子供まではいかないけど、大切に思っているのは間違いなさそう。
月移住計画の時だけ人?神が変わったように真剣な表情と声してたもんな。
まぁ、日本に暮らすどちらかと言えば人間側?の俺からしたら天照様がそう言う性格で安心した。
「そうですね。出来る限り頑張りますが。
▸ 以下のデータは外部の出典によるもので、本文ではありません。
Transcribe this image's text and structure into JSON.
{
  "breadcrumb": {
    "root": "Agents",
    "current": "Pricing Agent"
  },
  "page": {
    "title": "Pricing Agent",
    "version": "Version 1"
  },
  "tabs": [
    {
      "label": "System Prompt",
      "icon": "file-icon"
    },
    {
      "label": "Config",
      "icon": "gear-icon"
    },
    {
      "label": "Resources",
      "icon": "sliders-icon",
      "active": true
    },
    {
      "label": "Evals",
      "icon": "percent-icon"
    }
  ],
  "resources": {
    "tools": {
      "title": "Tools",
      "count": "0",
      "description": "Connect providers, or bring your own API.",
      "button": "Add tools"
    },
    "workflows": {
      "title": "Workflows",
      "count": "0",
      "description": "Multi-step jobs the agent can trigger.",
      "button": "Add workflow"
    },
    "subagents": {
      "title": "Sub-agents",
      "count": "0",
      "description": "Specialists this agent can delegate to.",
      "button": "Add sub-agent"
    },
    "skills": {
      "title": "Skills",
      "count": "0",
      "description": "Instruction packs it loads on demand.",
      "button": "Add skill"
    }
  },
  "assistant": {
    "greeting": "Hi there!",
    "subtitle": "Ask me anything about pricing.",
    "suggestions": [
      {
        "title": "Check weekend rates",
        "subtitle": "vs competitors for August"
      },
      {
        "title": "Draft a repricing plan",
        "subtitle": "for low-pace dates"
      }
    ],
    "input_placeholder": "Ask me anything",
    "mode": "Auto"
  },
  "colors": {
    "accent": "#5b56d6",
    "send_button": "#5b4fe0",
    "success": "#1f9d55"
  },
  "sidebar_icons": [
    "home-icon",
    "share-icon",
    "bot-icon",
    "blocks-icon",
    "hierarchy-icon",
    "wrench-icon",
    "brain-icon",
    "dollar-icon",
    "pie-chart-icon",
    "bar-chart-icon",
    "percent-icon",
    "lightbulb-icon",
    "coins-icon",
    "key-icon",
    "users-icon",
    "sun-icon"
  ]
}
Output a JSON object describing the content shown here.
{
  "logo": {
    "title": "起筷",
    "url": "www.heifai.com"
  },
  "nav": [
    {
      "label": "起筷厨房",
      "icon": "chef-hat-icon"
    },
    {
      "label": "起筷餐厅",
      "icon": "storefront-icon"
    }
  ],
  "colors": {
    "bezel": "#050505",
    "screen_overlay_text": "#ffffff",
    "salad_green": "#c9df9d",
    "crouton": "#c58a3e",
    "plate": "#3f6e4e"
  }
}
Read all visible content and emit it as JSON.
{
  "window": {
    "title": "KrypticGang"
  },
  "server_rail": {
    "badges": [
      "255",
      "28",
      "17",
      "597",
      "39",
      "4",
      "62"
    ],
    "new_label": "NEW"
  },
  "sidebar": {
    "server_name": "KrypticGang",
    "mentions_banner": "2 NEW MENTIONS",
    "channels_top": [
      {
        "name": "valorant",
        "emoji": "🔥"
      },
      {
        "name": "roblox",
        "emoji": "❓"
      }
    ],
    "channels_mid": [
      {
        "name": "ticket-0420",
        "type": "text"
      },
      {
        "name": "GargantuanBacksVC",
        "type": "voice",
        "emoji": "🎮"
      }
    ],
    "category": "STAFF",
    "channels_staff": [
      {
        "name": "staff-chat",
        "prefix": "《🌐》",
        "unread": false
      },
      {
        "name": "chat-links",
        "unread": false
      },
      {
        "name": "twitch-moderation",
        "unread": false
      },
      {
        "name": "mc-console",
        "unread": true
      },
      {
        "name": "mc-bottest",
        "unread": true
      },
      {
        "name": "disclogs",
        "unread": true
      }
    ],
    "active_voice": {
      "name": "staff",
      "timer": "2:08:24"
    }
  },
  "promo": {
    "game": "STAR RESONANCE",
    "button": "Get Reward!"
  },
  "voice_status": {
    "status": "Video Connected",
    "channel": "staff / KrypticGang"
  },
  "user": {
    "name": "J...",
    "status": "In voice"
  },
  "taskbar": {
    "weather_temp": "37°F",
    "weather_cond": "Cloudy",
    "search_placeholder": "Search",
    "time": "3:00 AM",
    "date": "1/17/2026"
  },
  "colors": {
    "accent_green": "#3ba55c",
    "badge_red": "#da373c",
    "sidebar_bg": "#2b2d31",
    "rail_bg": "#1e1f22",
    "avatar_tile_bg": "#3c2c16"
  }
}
正直、地球の行動待ちなんですよね」
月に人類が生活出来るようにするには地球が用意した超高難易度ダンジョンをクリアする必要がある。
そのダンジョンが出現するのが、地球とこの話した時からだいたい一年後って話だったからな。
現状出来る事と言えば精々そのダンジョンが
出現した時に一秒でも早く攻略できるように
少しでも強くなっておくぐらいかな。
「まぁ、無理をするなとは言っていない。
何か困った事が有れば私の神域に相談しに来てくれればいくらでも力になるぞと伝えたかっただけだ」
協力的な神様が増えるのはいい事だ。
地球との契約で能力の使用に制限がかけられていようと俺なんかより色々出来るし知っているからね。
いざとなったら遠慮なく頼らせて貰おう。
「流れで真面目な話になってしまったが。今は忙しい仕事前の休み期間だ。何も考えずに美味しものを食べてしたい事して遊ぶぞ!櫛名田比売よ八塩折之酒を持ってきているか?」
「当然、父と母と共に作った物を持参していますよ」
「良し。映司の持ってきた洞窟蟹は良い酒の肴になりそうだし。映司と初対面の時に酔っ払っていたら威厳が地に落ちると思って宴会なのにまだ一滴も酒を呑んでいなかったからな。ここからは好きに呑むとしよう」
結局、この後は俺が帰る時間になるまで酔った天照様の相手をする事になってしまった。